= P.E.A.C.E. Plan =

The P E A C E Plan is a humanitarian development program for churches and an evangelical Christian mission from Saddleback Church in Lake Forest in California in the United States.

== History ==
The P.E.A.C.E. Plan has origins in the reading of an article on orphans of HIV/AIDS in Africa by Kay, the wife of Baptist pastor Rick Warren and a meeting in 2003 of the couple with a pastor of a township of Johannesburg in South Africa.
The program was founded in the same year by the Saddleback Church and Warren to combat five development challenges. For 18 months, pilot programs were tested with twinning of villages with small church groups. In 2005, the program was established in Rwanda which was the first permanent partner.

In 2008, after listening to comments from church leaders in various countries on the effectiveness of the program, Rick Warren made several corrections to the program, including the addition of the church reconciliation component.

== Programs ==
The five challenges of the program are:
1. spiritual emptiness;
2. egocentric leadership;
3. extreme poverty;
4. pandemic diseases;
5. illiteracy and lack of education.

The five objectives of the program are:
1. Plant or support churches for reconciliation: Support or plant churches by providing resources to combat racism and injustice.
2. Equip church leaders: Provide leadership training.
3. Assisting the poor: Support savings groups, business projects, and orphans.
4. Caring for the sick: Support access to clean water, sanitation, mental health care, people living with HIV/AIDS.
5. Educate the next generation: Support literacy programs in English.

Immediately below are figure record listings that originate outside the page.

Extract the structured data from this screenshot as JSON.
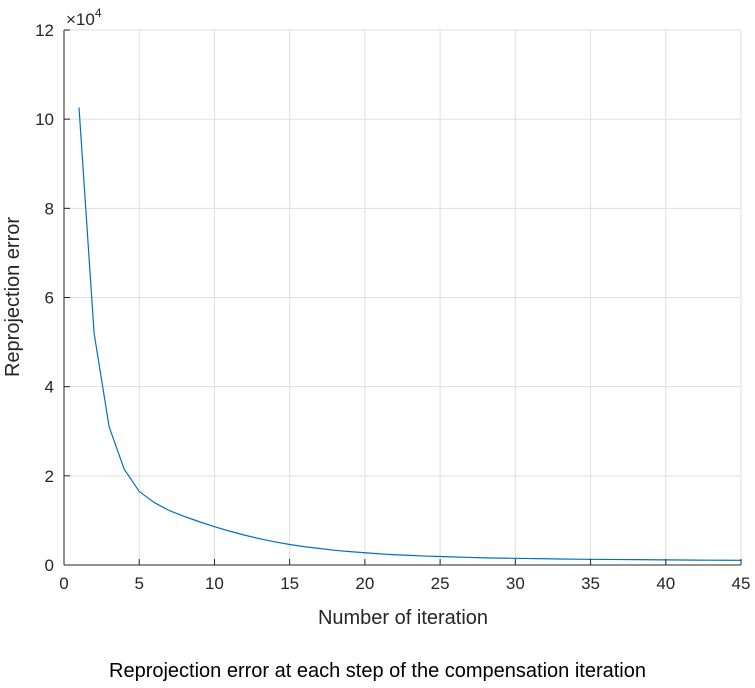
{
  "caption": "Reprojection error at each step of the compensation iteration",
  "chart_data": {
    "type": "line",
    "title": "",
    "xlabel": "Number of iteration",
    "ylabel": "Reprojection error",
    "xlim": [
      0,
      45
    ],
    "ylim": [
      0,
      120000
    ],
    "y_multiplier_base": "×10",
    "y_multiplier_exponent": "4",
    "x_ticks": [
      0,
      5,
      10,
      15,
      20,
      25,
      30,
      35,
      40,
      45
    ],
    "x_tick_labels": [
      "0",
      "5",
      "10",
      "15",
      "20",
      "25",
      "30",
      "35",
      "40",
      "45"
    ],
    "y_ticks": [
      0,
      20000,
      40000,
      60000,
      80000,
      100000,
      120000
    ],
    "y_tick_labels": [
      "0",
      "2",
      "4",
      "6",
      "8",
      "10",
      "12"
    ],
    "grid": true,
    "line_color": "#0072BD",
    "series": [
      {
        "x": [
          1,
          2,
          3,
          4,
          5,
          6,
          7,
          8,
          9,
          10,
          11,
          12,
          13,
          14,
          15,
          16,
          17,
          18,
          19,
          20,
          21,
          22,
          23,
          24,
          25,
          26,
          27,
          28,
          29,
          30,
          31,
          32,
          33,
          34,
          35,
          36,
          37,
          38,
          39,
          40,
          41,
          42,
          43,
          44,
          45
        ],
        "y": [
          102500,
          52000,
          31000,
          21500,
          16500,
          14000,
          12200,
          10900,
          9700,
          8600,
          7600,
          6700,
          5900,
          5200,
          4600,
          4100,
          3700,
          3300,
          3000,
          2750,
          2500,
          2300,
          2150,
          2000,
          1900,
          1800,
          1700,
          1600,
          1550,
          1500,
          1450,
          1400,
          1350,
          1300,
          1280,
          1250,
          1220,
          1200,
          1170,
          1150,
          1120,
          1100,
          1080,
          1060,
          1050
        ]
      }
    ]
  }
}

In the fight against poverty in Africa, the program prioritizes the maintenance of contact of AIDS orphans with their communities by entrusting them to host families and avoids building orphanages.

== Critics ==
In 2009, a study by the National University of Rwanda noted that the health component of the program, in Karongi District in Rwanda, had certain weaknesses, including the lack of cooperation between the churches of different names, lack of staff to manage outcome evaluation data, and reluctance to collaborate with secular groups (governments, NGOs, universities).